Джонатан Коу - Какое надувательство!
— Но понимаете, в чем все дело, — начал было объяснять я, — у нее на шее этот комок, и мы думали, не связано ли это как-то с…
— Самое главное — найти кровать, — перебил доктор Бишоп, — И самое трудное. Если мы найдем вам кровать, нам сразу станет очень весело.
— А это долго? Мы ждем уже…
— Сегодня здесь — уж как повезет.
И с этим тревожным замечанием он испарился. Через пару минут в комнату просунулась голова медсестры:
— У вас все в порядке?
Фиона кивнула.
— Тут у нас некоторые наверху отмечают. Безалкогольными напитками то есть. Ну, просто Новый год встретить. Может, вам чего-нибудь принести?
Фиона подумала:
— Какой-нибудь сок, если можно. Апельсиновый или что-нибудь.
— Похоже, как раз апельсиновый у них кончается, — с сомнением ответила медсестра. — Я посмотрю, что осталось. А „фанта“ подойдет?
Мы дали ей понять, что „фанта“ подойдет, и нас снова оставили в покое — судя по всему, надолго. Я не мог придумать, что бы сказать Фионе, лишь спрашивал, как она себя чувствует. Она очень устала. Жаловалась только на это — очень устала. Ни двигаться, ни садиться ей не хотелось — она только лежала на столике и держала меня за руку. Сжимала ее, если точнее. Ей было очень страшно.
— Почему же так долго? — Это все, что я мог выжать из себя в смысле светской болтовни.

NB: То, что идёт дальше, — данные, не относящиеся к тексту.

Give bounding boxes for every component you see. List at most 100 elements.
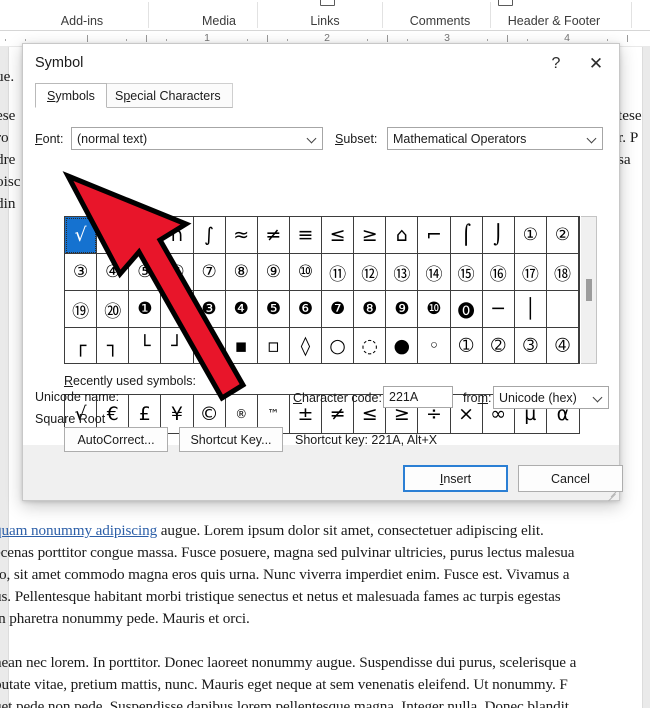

За несколько минут до полуночи я вышел в коридор — посмотреть, что происходит. Озираясь в поисках знакомой фигуры, я заметил в отдалении дежурного травматолога. Он бежал к приемному покою. Я ринулся за ним с криками „извините“, но тут он встретился с группой медсестер — они везли на каталке кого-то без сознания. Я остановился невдалеке, а врач принялся расспрашивать их. Человека, судя по всему, доставили только что — полумертвым нашли в машине. Серьезно и тихо говорили что-то об отравлении выхлопными газами, сомневаясь, выживет ли. Я бы не обратил внимания, но тележка проехала мимо, и я бросил взгляд на лицо человека — почему-то оно показалось мне отдаленно знакомым. Какой-то миг я даже был уверен, что где-то видел его раньше. Но такое ощущение могло возникнуть от чего угодно: мы несколько раз могли встречаться на улице, — и я сразу же забыл о нем, когда меня кто-то похлопал по плечу. Я обернулся: на меня смотрела сияющая медсестра.
— Мистер Оуэн? У меня для вас хорошие новости.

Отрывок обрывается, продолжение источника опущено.